A minaturized 3-D laser-mirror system

A team used a novel concept to automate the way a light source changes its wavelength as it sweeps the surrounding landscape, as reported in an open-access paper in the journal Scientific Reports, published Thursday, Sept. 3.

In both applications, as the laser moves along, it must continuously change its frequency so that it can calculate the difference between the incoming, reflected light and the outgoing light. To change the frequency, at least one of the two mirrors in the laser cavity must move precisely.

“The mechanisms needed to control the mirrors are a part of what makes current LIDAR and OCT systems bulky, power-hungry, slow and complex,” study lead author Weijian Yang explained. “The faster the system must perform — such as in self-driving vehicles that must avoid collisions — the more power it needs.”

The novelty of the new design is that they have integrated the semiconductor laser with the mirror. That means a laser can be as small as a few hundred micrometers square, powered by an AA battery.

The study authors said the next stage of the research will be to incorporate this new laser design in current LIDAR or OCT systems and demonstrate its application in 3-D video imaging.

A U.S. Department of Defense National Security Science and Engineering Faculty Fellowship helped support this work.

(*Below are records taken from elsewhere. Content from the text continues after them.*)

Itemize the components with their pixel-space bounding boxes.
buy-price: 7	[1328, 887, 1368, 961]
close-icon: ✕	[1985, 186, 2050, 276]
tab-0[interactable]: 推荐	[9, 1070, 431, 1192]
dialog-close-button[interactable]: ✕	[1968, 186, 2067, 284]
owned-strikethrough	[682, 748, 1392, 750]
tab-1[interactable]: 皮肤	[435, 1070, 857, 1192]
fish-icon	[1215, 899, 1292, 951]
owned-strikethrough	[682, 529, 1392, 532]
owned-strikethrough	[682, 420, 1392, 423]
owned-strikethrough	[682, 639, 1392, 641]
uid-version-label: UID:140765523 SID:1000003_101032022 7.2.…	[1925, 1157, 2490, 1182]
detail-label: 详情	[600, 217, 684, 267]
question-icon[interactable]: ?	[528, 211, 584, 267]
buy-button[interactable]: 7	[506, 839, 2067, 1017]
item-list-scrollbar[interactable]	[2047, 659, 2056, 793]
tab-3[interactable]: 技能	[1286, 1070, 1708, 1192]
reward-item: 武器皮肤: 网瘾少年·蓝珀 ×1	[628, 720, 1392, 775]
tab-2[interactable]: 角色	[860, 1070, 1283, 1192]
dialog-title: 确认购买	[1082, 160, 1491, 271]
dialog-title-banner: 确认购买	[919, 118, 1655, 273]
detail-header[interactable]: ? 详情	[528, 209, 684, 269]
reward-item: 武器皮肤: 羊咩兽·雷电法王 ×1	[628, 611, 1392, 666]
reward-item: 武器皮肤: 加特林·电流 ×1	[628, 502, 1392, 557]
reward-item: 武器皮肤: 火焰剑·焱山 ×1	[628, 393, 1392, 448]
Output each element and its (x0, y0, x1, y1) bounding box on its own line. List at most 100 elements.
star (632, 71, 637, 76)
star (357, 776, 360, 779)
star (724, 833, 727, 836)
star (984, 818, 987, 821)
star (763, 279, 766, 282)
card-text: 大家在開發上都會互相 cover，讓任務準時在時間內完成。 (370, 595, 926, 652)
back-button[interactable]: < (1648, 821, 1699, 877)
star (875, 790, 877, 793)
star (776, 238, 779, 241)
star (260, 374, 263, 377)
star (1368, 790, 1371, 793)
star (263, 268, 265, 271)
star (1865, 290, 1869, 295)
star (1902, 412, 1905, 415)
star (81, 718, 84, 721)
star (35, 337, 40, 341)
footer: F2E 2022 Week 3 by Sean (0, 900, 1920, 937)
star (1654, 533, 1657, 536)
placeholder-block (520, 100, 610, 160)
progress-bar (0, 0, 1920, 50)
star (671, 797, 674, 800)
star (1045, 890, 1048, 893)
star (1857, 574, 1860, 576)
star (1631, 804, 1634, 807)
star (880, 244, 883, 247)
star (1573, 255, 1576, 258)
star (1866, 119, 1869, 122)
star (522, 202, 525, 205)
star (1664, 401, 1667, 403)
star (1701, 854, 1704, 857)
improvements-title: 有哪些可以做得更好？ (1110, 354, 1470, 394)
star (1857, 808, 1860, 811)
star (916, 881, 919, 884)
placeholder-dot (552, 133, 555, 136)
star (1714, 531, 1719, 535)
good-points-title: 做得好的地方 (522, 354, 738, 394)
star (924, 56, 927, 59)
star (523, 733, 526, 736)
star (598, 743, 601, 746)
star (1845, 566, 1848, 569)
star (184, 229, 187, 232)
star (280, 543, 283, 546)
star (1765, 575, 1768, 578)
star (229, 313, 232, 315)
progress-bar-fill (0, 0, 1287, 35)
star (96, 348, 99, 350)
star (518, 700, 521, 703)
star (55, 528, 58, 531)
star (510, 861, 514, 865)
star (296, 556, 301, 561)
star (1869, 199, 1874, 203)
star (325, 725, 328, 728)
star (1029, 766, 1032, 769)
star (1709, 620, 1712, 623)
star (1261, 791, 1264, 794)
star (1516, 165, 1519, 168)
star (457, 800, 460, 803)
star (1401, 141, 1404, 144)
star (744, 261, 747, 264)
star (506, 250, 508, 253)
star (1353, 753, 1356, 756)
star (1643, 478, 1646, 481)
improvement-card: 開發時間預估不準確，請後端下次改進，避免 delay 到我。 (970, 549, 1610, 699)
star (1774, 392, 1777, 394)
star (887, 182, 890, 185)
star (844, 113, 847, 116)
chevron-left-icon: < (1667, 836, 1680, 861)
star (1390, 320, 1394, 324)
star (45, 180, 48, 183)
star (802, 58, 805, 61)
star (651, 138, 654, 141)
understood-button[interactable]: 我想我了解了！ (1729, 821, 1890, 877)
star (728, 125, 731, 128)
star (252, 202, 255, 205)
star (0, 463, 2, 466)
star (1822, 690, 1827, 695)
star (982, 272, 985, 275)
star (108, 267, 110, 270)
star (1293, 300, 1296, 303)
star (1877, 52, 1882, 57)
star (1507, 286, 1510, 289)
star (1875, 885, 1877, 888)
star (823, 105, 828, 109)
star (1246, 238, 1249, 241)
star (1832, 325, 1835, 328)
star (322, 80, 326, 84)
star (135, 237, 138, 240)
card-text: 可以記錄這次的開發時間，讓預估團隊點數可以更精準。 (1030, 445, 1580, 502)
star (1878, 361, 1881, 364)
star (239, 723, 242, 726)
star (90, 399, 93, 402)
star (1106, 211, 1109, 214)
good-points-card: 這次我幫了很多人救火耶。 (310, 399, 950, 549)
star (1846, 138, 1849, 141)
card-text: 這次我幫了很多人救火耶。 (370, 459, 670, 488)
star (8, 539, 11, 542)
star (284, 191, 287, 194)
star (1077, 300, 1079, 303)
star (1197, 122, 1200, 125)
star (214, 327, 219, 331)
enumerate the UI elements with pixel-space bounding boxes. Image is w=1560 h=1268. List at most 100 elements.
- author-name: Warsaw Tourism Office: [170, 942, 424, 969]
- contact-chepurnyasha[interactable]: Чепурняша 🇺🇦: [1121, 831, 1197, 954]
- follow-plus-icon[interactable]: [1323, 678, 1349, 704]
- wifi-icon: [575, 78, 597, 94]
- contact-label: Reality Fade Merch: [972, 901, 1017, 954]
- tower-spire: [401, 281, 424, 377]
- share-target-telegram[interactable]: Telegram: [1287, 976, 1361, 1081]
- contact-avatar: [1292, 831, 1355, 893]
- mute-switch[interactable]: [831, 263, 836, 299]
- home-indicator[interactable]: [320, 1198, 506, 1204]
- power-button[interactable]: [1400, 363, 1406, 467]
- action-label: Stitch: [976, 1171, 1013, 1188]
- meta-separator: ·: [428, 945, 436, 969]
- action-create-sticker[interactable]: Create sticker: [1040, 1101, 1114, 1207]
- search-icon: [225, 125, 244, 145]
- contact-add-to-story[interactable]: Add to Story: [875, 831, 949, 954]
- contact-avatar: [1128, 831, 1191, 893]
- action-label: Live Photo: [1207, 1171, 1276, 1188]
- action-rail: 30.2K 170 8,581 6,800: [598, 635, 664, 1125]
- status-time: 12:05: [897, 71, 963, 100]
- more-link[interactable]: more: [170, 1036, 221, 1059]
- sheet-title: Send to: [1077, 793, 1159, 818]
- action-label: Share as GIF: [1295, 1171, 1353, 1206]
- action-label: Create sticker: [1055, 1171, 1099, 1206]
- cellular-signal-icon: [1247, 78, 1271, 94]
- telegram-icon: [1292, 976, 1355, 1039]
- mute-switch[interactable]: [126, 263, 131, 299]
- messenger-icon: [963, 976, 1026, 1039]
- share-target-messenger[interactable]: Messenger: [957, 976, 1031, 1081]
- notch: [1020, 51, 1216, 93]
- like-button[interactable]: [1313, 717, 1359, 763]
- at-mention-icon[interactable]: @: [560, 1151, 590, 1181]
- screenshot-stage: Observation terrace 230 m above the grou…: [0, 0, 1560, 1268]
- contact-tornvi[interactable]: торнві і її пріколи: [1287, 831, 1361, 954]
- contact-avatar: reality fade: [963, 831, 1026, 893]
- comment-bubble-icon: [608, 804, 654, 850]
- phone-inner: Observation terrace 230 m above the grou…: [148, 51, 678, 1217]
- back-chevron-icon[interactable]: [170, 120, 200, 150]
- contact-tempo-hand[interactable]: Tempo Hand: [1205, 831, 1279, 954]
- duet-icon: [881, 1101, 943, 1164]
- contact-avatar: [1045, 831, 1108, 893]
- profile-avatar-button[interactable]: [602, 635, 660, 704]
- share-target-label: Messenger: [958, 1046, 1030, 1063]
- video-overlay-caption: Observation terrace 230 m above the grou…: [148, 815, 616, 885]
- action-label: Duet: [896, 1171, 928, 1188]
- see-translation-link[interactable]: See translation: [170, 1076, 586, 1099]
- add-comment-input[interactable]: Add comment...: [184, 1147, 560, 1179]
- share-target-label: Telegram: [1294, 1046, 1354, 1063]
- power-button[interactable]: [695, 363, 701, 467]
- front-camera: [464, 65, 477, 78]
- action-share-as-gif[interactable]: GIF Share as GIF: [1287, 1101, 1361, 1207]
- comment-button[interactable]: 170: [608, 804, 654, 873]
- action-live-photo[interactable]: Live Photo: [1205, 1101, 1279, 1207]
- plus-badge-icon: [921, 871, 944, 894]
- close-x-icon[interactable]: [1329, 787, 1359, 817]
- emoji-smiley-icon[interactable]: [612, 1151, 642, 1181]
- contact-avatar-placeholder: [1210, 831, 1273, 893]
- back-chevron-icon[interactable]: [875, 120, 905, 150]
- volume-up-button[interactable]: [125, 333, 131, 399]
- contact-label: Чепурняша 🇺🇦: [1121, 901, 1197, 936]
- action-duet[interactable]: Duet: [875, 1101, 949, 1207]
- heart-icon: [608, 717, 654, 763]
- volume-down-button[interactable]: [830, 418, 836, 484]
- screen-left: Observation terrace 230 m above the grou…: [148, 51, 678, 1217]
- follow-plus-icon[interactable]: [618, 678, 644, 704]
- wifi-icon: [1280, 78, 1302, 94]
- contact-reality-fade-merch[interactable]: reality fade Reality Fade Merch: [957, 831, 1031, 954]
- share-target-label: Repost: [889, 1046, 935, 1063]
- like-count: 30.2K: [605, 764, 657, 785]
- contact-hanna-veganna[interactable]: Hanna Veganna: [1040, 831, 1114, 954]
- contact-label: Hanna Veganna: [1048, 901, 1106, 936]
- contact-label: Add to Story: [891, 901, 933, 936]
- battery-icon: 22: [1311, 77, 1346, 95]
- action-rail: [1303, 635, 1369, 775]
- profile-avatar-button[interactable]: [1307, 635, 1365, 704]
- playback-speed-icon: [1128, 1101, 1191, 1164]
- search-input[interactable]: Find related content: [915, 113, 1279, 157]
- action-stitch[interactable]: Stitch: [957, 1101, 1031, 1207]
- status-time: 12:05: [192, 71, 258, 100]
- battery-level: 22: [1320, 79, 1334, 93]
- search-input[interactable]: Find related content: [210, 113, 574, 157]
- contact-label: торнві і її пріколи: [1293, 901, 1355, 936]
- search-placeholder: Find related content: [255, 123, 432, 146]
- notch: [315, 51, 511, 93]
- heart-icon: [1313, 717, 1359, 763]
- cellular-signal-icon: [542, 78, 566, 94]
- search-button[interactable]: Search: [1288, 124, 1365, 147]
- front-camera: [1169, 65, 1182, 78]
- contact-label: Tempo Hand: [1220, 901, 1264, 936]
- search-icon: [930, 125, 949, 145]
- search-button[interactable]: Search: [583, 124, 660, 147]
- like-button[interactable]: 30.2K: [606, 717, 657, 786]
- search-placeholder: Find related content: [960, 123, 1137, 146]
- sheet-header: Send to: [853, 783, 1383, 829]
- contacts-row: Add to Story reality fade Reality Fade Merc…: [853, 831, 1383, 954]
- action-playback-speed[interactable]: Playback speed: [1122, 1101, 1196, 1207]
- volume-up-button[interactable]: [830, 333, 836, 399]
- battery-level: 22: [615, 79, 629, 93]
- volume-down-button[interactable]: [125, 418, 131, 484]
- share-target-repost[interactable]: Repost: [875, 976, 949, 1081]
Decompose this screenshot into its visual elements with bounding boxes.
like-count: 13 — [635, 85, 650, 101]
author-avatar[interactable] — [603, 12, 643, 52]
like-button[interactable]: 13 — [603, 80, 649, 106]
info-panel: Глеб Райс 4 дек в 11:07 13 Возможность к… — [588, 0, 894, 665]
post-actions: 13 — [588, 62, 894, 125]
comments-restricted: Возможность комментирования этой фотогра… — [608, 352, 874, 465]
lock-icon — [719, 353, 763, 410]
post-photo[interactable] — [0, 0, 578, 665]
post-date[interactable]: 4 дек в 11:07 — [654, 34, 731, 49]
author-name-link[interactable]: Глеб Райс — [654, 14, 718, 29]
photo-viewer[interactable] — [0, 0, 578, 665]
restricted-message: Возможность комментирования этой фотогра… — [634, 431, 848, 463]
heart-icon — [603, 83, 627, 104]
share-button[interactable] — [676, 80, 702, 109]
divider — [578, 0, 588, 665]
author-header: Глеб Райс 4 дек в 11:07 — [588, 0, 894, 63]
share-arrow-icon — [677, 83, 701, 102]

* Google’s robotic cars have about $150,000 in equipment including a $70,000 LIDAR system. The range finder mounted on the top is a Velodyne 64-beam laser. This laser allows the vehicle to generate a detailed 3D map of its environment. The car then takes these generated maps and combines them with high-resolution maps of the world, producing different types of data models that allow it to drive itself. — “Google driverless car,” Wikipedia


Abstract of Laser optomechanics

Cavity optomechanics explores the interaction between optical field and mechanical motion. So far, this interaction has relied on the detuning between a passive optical resonator and an external pump laser. Here, we report a new scheme with mutual coupling between a mechanical oscillator supporting the mirror of a laser and the optical field generated by the laser itself. The optically active cavity greatly enhances the light-matter energy transfer. In this work, we use an electrically-pumped vertical-cavity surface-emitting laser (VCSEL) with an ultra-light-weight (130 pg) high-contrast-grating (HCG) mirror, whose reflectivity spectrum is designed to facilitate strong optomechanical coupling, to demonstrate optomechanically-induced regenerative oscillation of the laser optomechanical cavity. We observe >550 nm self-oscillation amplitude of the micromechanical oscillator, two to three orders of magnitude larger than typical, and correspondingly a 23 nm laser wavelength sweep. In addition to its immediate applications as a high-speed wavelength-swept source, this scheme also offers a new approach for integrated on-chip sensors.